= Dehistan/Mishrian =

Historical town on the trade route of Greater Iran

The former city of Dehistan/Mashhad-i Misrian (Dehistan), now in the Balkan Region of western Turkmenistan, was a major economic center from the 10th to the 14th centuries CE. The city lay on an important trade route of the states comprising Greater Iran.

== Sites ==

===Misrian===
A double-walled city punctuated with guard-towers, Misrian was abandoned c. 15th century. Only a few monuments survive:
- Mosque of Khorezmshah Mohammed: Nothing stands except the two side columns of the main portal —18 m. in height, decorated with brickwork and turquoise glaze to render floral and geometric patterns— and a minaret at the corner of courtyard. The foundation of the mosque, comprising numerous fired-brick columns, have been excavated and restored.

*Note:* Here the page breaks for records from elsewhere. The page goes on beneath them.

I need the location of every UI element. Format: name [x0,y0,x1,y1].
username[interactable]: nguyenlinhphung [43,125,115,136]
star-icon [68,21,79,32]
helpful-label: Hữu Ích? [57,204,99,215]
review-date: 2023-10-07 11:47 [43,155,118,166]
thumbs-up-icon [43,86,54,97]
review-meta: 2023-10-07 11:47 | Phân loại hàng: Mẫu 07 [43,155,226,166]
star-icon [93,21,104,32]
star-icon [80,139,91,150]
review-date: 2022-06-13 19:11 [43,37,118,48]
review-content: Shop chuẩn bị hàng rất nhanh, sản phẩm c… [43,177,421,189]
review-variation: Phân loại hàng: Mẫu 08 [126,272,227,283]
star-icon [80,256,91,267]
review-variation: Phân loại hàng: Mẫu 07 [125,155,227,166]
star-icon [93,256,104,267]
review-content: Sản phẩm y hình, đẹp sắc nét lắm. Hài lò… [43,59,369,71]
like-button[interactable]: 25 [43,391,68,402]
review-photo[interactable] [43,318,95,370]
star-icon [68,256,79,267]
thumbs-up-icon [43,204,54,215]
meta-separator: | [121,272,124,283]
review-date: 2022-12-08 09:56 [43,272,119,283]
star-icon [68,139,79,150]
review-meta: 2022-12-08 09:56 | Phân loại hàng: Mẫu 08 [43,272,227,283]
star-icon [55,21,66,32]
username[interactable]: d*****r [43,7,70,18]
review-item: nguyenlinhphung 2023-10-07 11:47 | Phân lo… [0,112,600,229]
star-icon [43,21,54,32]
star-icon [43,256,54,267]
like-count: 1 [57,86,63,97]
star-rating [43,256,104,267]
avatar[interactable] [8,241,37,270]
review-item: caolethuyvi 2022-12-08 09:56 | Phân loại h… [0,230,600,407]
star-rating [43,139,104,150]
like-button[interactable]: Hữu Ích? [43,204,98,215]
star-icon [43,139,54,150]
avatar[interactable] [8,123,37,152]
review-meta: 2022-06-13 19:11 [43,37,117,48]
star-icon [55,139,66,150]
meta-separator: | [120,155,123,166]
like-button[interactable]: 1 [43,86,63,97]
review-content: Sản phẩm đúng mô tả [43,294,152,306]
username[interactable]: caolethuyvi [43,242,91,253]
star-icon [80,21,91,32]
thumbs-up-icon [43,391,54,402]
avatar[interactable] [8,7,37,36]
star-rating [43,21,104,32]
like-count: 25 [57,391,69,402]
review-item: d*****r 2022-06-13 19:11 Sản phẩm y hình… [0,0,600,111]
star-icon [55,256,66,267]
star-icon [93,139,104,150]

In the center of the courtyard, Niyazov had installed 3 evergreen trees within a fence in 1993.
- Abu-Jafar Ahmed Minaret: About 120 m. away from the courtyard minaret, this was designed by one Abu Bini Ziyad c. early 11th century. It features two rings of Arab inscriptions, and a higher ring of geometric motifs. A spiral staircase can be used to access the top.
- Caravansarays: Excavations have discovered bases of multiple caravansarays.

=== Mashat ===
A medieval graveyard, the site houses five mausoleums along a single line; in nineteenth century, there were apparently about twenty. All are either circular or octagonal, and lack in domes. Adjacent to this line, is located the Shir-kabir Mosque-Mausoleum atop a mound. Dated to 9th/10th century, this is the oldest extant mosque in Turkmenistan

==World Heritage Status==
This site was added to the UNESCO World Heritage Tentative List on February 25, 1998, in the Cultural category.